Most states have a notion of "unclaimed funds", and you can check to see if you have any money sitting in the state coffers from a dead relative or a settlement.
I'll add to that the issue that it's extremely unlikely for there to be no heirs, as even if you made no family and your parents are dead, there's still likely to be e.g. some third-degree cousins. There are some cases (e.g. related to the Holocaust or immigrants where all the local family is dead and there are no contacts with the overseas relatives) but generally there's quite some time for distant relatives to apply until eventually the state (i.e. the general public) takes it over.
My favorite conceptually is a dead-man switch. For example, something will have a password only you have, as long as you input you are alive every x days. If you die, eventually it switches to another password someone else might have.
It really is amazing to think how hard it is to keep something safe, once you are tasked with it.
would it be possible to program a smart contract tied to the key owner's death in some provable way, in order to release a key retrieval mechanism to their heir?
I suppose you could surgically implant a private key inside your body that could be used to decrypt a cache of your other or private keys. It'd have to be somewhere that can't be accessed without killing you, though.
This is very important. Due to strong cryptography it's safe to assume the cryptocurrencies can't be moved without the secret key. What happens if the owner of the key dies? My father asked me about this once and I had no answer. Something to really think about.

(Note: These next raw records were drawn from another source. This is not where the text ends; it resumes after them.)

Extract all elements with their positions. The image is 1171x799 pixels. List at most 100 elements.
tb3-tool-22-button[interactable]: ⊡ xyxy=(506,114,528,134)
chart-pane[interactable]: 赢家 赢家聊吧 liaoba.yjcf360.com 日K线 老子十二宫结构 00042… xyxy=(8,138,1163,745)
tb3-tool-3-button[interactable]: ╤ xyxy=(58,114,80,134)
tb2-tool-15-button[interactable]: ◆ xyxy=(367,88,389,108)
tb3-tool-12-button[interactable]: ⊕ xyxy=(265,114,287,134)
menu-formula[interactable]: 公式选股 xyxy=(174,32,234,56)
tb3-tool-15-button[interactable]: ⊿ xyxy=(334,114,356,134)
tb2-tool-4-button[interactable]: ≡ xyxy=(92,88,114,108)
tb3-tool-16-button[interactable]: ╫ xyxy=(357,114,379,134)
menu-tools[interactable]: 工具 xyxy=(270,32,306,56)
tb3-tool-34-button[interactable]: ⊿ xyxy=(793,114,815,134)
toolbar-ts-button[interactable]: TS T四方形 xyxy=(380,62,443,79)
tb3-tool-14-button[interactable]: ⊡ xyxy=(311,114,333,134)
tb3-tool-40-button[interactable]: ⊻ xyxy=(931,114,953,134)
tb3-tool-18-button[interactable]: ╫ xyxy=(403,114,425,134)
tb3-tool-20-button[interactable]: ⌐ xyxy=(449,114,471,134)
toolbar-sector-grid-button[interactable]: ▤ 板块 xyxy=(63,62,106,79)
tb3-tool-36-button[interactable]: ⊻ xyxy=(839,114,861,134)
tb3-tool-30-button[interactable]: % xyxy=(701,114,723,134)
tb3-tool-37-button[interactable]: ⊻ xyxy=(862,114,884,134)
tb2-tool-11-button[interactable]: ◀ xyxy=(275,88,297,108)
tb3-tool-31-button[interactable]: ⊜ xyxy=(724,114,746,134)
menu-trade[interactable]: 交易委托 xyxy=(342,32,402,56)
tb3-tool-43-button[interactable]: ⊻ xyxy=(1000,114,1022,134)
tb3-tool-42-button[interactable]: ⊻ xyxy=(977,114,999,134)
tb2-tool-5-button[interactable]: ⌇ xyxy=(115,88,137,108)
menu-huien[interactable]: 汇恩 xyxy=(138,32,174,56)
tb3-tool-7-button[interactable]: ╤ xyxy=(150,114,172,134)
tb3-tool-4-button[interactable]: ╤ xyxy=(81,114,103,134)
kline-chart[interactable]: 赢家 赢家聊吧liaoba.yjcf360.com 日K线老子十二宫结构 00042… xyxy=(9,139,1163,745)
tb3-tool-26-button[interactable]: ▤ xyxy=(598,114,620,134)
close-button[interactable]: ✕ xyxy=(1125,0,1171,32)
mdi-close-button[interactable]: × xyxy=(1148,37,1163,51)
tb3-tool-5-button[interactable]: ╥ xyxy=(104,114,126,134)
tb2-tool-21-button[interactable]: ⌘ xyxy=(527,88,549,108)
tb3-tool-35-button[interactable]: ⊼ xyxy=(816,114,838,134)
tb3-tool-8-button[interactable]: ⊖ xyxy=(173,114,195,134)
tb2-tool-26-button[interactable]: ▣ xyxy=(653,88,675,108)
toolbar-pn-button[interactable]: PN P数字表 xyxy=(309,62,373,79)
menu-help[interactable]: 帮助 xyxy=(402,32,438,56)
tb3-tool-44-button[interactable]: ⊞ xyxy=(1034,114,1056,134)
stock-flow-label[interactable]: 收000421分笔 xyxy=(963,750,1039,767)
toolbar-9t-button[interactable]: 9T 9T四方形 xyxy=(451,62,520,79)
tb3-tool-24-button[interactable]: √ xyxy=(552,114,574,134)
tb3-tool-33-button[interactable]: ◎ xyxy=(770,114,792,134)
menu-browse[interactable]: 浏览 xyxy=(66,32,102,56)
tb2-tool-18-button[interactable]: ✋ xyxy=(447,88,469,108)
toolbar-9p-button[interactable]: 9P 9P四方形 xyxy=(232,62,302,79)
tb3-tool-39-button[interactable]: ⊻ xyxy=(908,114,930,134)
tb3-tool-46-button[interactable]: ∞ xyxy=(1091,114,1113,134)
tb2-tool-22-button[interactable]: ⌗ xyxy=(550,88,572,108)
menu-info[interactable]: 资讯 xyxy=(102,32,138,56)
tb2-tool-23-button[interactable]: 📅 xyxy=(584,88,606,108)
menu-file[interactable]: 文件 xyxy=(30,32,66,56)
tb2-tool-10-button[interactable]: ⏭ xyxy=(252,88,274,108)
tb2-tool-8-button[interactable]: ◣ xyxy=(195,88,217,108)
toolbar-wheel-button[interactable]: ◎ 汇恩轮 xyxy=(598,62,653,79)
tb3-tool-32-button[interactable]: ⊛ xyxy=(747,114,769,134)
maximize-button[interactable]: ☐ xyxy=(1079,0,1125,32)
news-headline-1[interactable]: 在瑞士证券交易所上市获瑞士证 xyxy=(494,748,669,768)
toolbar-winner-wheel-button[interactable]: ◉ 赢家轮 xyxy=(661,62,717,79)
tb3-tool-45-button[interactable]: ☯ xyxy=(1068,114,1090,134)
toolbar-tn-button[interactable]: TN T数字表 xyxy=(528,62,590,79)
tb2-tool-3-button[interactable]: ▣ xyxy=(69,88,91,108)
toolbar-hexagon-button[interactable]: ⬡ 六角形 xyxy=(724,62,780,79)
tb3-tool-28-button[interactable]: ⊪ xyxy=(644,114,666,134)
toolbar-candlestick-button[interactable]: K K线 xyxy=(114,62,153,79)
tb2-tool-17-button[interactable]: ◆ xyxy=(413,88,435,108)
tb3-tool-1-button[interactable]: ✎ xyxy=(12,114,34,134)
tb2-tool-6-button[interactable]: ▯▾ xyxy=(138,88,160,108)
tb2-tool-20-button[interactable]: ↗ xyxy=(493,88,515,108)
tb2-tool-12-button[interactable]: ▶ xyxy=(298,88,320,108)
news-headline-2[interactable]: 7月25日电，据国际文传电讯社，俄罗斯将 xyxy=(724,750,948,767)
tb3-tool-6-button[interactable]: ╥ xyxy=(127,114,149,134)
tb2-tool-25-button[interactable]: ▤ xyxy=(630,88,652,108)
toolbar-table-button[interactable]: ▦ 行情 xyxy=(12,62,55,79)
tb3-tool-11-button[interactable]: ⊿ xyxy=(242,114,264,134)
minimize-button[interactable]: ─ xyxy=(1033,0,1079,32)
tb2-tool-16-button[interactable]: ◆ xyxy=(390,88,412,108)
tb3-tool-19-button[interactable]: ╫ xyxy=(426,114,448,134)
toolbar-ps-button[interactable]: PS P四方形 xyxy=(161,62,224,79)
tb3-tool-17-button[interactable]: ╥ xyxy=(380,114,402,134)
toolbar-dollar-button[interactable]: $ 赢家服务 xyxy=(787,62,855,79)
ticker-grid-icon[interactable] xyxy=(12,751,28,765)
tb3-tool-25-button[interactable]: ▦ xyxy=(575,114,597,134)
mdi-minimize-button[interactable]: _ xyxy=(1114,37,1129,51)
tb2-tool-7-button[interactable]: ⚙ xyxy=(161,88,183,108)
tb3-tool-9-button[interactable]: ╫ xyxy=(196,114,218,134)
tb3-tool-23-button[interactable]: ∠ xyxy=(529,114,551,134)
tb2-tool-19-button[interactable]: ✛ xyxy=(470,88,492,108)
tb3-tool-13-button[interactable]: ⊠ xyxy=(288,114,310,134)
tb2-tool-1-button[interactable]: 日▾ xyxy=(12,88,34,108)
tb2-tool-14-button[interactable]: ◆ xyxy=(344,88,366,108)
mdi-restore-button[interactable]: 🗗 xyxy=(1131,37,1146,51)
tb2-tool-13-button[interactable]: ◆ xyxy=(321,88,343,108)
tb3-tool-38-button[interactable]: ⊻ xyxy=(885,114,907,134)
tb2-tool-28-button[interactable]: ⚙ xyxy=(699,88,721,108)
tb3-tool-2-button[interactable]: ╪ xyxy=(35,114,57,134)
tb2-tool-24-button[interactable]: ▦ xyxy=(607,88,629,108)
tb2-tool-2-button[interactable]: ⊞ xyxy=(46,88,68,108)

We currently think of secret keys as expendable. Compromised or lost? Just make a new one. Nobody shares or inherits keys, everyone has their own set. The dead won't be encrypting or signing any messages and there is generally no reason for anyone to retain the ability to impersonate them.
Traditional key discipline relies on the assumption keys are worth nothing. All this goes out the window when these are the keys to assets worth thousands, millions. A new key discipline needs to be developed.